Although Samira, when responding to Zeinabs complaint, blamed the price hike on the rising price of materials, she herself was a bit perplexed and decided to look into the matter. Samira asked her accountant to prepare a report for her summarizing cost and pricing data for the last 3 years. The accountant presented this information in the following table:

Year 1

Year 2

Year 3

Budgeted Results

Revenue

$2,400,000

$2,700,000

$2,000,000

Direct materials

360,000

405,000

320,000

Direct labor

720,000

810,000

650,000

Variable factory overhead

144,000

162,000

130,000

Fixed variable overhead

400,000

400,000

400,000

Variable selling and administrative expenses

240,000

300,000

220,000

Fixed selling and administrative expenses

200,000

180,000

200,000

Actual Results

Revenue

$2,320,000

$2,800,000

Direct materials

380,000

430,000

Direct labor

725,000

900,000

Variable factory overhead

140,000

160,000

Fixed variable overhead

425,000

440,000

Variable selling and administrative expenses

260,000

300,000

Fixed selling and administrative expenses

180,000

200,000

Samira believes that the last few years have been fairly representative of business volume in general. Moreover, Samira believes the average of the direct labor cost for years 1 and 2 is a fair estimate of her normal volume of business.

Samira next turns her attention to how she prices incoming jobs.
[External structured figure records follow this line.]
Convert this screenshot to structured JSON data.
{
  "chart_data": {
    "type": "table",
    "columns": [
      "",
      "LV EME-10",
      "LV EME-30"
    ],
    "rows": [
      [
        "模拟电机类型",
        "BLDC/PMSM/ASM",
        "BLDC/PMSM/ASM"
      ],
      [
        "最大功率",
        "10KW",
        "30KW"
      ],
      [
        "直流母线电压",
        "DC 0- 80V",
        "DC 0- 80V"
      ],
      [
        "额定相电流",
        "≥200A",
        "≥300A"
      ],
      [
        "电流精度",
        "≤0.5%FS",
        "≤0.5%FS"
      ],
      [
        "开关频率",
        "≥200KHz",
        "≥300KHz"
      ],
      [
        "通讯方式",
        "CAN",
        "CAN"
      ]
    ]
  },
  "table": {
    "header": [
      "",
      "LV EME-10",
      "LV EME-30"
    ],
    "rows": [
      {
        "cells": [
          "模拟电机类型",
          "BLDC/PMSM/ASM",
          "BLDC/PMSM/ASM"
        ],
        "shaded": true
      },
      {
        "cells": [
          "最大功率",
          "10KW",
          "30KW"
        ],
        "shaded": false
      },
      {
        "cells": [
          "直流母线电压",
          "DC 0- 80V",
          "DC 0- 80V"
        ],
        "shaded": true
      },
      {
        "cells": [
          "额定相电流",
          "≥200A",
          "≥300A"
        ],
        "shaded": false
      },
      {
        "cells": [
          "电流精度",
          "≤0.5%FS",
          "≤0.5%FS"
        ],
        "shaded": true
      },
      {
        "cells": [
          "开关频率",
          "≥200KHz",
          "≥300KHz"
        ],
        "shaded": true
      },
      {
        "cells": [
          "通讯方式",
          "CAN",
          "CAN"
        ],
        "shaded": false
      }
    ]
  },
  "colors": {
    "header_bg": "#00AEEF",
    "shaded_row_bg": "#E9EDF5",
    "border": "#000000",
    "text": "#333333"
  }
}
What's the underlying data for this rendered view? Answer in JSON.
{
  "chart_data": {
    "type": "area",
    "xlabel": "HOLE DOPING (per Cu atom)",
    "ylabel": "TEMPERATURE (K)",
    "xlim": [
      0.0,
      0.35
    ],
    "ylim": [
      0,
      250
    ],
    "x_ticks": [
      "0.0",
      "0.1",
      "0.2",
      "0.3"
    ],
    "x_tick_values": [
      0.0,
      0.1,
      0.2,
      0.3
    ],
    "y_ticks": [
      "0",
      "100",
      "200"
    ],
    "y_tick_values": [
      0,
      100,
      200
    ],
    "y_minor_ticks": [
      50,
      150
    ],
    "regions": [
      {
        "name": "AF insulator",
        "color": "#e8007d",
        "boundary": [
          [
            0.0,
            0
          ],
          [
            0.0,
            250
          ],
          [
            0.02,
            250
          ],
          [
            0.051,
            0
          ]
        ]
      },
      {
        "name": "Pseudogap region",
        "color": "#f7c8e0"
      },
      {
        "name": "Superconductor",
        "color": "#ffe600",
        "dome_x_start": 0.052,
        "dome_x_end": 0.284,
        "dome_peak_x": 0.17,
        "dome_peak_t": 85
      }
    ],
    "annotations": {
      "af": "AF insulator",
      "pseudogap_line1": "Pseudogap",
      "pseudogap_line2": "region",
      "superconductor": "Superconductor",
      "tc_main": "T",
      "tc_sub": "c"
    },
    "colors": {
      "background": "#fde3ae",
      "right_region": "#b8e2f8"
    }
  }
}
When her company receives an order, Samira estimates the direct labor and material costs for the job, and then she applies an overhead amount to the job. Each year, the firm computes a budgeted overhead rate per dollar of direct labor. The company then prepares the order quote by adding direct material costs, direct labor costs, and applied overhead, and a 50% markup on total cost.

Samira retrieves information corresponding to Zeinabs order in year 2 and compares it with the price quote the company prepared for Zeinab for the most recent order in year 3. Samira is not an accountant, but she is a good manager and can understand why Zeinab complained.

Required:

1. Compute the total overhead application rates for years 1, 2, and 3.

2. Compute the overapplied or underapplied overhead for year 1 and year 2.

3. The following information pertains to Zeinabs order in year 2, and her current order for year 3, which is identical to year 2 order.

Year 2

Year 3

Direct materials

$15,000

$15,500

Direct labor

$30,000

$32,000

Compute the price charged for the year 2 order and the price quoted for the year 3 order.

4. Do you agree with Zeinab that the price being quoted for her year 3 order is too high?

5. What should Samira do? Can you suggest an alternative way for Samira to develop her price quotes? Explain.